# New Leaf connection



## Alcosmos (Oct 25, 2017)

I remember that Nintendo said Pocket Camp will be "compatible" with New Leaf long time ago. I was hoping for some kind of online connection between mobile and ACNL. Where is that function?


----------



## mitfy (Oct 25, 2017)

do you have the game already or are you just going off what you hear?

i'm kind of surprised that they said it'd be compatible. i hope it is but i kind of doubt it?
it'd be cool if you could get some kind of bonus items on either of the games if there's a function to somehow connect them, kind of like how they did w HHD.


----------



## AnimalCrossingPerson (Oct 25, 2017)

No, there isn't currently any connectivity with New Leaf. If there will be anything like that implemented, I think it's much more likely it would be with AC Switch for when it comes out.


----------



## Strawberryllama (Oct 25, 2017)

Just a guess, but what if it had something to do with the "Do you have Wifi?" question you can ask Harvey.


----------



## dizzy bone (Oct 25, 2017)

Strawberryllama said:


> Just a guess, but what if it had something to do with the "Do you have Wifi?" question you can ask Harvey.

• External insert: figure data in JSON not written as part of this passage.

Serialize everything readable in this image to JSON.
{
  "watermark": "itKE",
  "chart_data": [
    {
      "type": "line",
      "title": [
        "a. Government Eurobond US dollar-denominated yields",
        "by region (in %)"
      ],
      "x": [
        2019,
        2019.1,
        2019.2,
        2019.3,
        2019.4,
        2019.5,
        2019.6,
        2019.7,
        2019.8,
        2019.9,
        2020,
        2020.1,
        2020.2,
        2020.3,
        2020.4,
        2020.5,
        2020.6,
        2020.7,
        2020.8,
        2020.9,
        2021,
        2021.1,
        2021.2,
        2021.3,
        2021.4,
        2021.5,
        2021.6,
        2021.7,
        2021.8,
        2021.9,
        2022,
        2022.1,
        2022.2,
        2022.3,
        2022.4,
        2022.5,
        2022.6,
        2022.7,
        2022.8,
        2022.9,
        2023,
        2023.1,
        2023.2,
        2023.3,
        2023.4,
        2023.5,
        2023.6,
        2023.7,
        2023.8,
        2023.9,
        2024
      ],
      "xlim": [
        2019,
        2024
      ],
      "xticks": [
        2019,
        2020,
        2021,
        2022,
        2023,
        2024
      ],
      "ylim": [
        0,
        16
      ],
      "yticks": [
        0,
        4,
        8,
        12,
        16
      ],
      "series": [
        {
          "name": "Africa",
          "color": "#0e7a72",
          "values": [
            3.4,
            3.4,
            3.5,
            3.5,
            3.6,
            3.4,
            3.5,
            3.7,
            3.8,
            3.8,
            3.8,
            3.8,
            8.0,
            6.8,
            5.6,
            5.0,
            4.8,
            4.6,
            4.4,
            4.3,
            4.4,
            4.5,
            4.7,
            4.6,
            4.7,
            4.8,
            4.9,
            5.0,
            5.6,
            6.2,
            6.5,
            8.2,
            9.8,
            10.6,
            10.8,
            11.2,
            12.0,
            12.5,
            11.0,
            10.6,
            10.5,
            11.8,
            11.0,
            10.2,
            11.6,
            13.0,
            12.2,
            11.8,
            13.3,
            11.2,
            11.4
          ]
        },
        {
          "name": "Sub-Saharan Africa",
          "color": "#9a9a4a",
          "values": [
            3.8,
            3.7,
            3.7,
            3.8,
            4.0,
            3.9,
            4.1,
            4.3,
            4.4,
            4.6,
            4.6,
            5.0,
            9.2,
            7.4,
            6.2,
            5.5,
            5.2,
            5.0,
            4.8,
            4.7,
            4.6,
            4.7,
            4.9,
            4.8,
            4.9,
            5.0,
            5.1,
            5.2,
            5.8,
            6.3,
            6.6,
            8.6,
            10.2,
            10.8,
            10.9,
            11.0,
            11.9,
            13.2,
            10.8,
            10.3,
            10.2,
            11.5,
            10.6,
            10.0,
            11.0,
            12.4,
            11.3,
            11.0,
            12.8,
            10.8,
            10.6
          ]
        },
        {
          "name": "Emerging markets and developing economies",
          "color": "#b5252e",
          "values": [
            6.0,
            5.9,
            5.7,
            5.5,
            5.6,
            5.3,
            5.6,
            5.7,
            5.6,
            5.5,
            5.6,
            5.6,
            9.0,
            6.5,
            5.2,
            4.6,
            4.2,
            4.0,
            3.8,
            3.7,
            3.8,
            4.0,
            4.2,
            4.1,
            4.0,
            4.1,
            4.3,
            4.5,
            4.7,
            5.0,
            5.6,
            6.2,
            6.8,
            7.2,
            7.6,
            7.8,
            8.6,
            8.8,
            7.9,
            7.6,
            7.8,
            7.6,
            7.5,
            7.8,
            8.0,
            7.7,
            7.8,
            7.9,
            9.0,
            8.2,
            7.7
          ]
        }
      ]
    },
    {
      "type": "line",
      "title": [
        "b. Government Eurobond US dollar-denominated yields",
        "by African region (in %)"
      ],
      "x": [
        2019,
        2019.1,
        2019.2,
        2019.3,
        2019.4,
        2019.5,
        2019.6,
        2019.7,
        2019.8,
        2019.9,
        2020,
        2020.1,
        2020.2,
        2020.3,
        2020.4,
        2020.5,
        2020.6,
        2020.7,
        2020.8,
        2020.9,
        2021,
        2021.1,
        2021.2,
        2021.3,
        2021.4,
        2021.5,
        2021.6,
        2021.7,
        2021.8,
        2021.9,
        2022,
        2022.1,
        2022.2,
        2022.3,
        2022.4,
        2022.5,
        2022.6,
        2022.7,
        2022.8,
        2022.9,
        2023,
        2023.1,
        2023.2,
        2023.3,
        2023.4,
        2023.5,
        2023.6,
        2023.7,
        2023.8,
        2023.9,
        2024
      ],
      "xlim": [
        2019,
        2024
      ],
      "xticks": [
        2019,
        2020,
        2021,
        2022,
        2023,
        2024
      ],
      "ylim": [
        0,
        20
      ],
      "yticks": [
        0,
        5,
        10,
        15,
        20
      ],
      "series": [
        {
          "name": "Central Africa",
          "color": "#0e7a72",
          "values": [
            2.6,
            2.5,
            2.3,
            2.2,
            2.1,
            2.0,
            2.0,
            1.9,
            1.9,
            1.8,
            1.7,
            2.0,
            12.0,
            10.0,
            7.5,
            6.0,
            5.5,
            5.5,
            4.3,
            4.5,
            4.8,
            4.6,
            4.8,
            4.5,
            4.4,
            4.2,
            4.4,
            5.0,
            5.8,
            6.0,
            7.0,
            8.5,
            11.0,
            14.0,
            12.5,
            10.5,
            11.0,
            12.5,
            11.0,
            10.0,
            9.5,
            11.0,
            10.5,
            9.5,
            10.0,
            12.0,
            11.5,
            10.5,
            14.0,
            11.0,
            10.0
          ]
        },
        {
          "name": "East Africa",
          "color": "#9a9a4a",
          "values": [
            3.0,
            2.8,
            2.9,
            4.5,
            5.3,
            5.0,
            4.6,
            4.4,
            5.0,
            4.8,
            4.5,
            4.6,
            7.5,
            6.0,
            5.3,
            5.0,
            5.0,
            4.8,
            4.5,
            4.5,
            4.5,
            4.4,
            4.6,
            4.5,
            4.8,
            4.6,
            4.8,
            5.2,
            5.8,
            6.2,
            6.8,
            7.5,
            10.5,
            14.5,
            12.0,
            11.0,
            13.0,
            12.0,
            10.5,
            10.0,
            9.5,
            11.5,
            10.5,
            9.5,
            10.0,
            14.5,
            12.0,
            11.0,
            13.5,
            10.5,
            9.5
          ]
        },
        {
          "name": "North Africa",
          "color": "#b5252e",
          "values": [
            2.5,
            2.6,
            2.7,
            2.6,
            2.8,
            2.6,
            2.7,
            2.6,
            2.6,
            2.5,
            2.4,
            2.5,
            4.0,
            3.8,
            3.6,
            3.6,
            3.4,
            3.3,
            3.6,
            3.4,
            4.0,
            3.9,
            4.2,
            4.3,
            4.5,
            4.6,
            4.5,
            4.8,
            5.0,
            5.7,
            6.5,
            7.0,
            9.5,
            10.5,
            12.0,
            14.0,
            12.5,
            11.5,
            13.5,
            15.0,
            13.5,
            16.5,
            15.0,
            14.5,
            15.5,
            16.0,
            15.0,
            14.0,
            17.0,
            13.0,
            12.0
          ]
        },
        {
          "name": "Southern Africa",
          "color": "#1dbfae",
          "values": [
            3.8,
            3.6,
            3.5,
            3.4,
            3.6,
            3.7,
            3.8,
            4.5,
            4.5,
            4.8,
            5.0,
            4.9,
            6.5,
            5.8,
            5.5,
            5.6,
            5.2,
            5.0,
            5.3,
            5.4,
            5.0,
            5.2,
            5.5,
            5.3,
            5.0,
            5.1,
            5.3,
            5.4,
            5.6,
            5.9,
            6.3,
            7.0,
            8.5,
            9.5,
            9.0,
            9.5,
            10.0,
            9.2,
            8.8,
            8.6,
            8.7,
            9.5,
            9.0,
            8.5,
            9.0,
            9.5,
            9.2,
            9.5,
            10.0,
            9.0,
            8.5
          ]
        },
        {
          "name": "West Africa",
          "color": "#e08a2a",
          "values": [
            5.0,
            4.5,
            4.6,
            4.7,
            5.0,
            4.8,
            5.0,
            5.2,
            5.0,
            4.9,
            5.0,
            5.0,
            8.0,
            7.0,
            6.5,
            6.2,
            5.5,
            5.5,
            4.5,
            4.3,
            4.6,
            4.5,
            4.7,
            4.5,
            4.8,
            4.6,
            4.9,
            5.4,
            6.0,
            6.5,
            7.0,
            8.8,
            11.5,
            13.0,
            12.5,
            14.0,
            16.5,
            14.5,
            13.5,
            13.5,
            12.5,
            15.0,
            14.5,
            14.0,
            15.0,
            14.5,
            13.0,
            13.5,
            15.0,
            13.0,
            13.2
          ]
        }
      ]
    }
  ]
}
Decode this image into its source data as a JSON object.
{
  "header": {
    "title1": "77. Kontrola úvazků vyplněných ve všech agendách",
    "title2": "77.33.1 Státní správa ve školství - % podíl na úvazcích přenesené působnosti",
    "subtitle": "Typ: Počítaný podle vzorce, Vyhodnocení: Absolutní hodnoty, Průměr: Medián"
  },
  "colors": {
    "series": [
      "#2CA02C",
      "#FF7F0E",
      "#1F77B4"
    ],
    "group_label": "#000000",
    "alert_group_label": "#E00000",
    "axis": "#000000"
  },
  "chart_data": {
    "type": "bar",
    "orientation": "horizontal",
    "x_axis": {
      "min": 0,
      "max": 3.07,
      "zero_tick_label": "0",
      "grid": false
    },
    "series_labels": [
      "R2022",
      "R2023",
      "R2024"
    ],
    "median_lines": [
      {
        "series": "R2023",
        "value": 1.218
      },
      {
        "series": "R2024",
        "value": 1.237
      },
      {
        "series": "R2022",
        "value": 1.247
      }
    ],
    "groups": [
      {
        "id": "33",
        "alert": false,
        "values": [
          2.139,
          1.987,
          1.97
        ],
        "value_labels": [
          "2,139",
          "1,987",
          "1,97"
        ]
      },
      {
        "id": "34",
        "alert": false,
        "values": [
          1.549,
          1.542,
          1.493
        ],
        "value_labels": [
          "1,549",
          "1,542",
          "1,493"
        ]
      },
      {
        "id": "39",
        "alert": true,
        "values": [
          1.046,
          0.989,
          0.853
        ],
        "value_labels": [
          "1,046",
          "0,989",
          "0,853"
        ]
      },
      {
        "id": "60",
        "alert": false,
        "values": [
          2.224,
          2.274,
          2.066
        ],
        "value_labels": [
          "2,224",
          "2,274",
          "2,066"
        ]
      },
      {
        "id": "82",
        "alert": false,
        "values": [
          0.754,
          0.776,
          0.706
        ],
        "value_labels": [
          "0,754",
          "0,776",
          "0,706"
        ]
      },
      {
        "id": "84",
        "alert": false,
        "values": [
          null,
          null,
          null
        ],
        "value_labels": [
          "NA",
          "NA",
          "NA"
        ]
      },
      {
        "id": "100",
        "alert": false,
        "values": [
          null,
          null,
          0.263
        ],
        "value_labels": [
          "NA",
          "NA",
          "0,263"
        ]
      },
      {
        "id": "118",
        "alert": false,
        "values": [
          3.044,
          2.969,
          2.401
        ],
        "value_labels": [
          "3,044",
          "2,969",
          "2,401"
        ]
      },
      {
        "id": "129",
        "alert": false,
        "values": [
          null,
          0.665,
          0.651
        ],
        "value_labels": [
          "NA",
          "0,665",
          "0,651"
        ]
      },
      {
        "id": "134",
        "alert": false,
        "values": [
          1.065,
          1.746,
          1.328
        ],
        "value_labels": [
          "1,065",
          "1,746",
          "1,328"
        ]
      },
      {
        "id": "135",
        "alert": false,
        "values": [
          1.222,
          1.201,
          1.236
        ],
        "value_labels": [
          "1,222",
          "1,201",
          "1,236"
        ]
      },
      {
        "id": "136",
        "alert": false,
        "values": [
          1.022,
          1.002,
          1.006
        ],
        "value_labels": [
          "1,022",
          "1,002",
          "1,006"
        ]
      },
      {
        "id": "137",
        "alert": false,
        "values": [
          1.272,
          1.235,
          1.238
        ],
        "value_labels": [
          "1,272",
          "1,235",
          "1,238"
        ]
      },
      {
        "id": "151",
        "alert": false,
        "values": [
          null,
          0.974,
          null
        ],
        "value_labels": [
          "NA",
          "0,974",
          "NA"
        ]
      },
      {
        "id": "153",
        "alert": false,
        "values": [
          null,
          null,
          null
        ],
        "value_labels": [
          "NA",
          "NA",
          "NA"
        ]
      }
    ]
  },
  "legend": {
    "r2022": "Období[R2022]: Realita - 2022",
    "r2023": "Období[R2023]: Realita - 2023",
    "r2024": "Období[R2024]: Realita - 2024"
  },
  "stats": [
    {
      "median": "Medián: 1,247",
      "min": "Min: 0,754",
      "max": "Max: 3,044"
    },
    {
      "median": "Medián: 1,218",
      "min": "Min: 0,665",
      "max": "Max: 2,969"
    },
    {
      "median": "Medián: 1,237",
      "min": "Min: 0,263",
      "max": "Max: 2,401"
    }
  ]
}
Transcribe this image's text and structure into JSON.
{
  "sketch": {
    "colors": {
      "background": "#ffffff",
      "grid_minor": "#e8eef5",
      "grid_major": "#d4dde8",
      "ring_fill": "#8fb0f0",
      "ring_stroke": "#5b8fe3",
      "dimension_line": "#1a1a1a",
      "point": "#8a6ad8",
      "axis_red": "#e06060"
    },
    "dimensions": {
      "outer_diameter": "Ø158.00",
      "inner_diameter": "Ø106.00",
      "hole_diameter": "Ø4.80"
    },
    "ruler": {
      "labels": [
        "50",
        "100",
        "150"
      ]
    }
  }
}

That's what I thought too!


----------



## mitfy (Oct 25, 2017)

oh, i hope so!! good catch


----------



## Sheando (Oct 26, 2017)

Strawberryllama said:


> Just a guess, but what if it had something to do with the "Do you have Wifi?" question you can ask Harvey.



Smart thinking! I completely forgot about that and was assuming it would only connect to a future Switch game.


----------



## watercolorwish (Oct 26, 2017)

the "do you have wifi" dialogue is for dlc like the fueki villager or something


----------



## mocha. (Oct 26, 2017)

we were made aware a while ago from the official nintendo website that it was going to be compatible with some kind of animal crossing game for console, i think since they haven't mentioned it in the direct it might be a nod towards the switch. i'm sure it won't be long until we hear some form of confirmation for the game. *feeling optimistic*


----------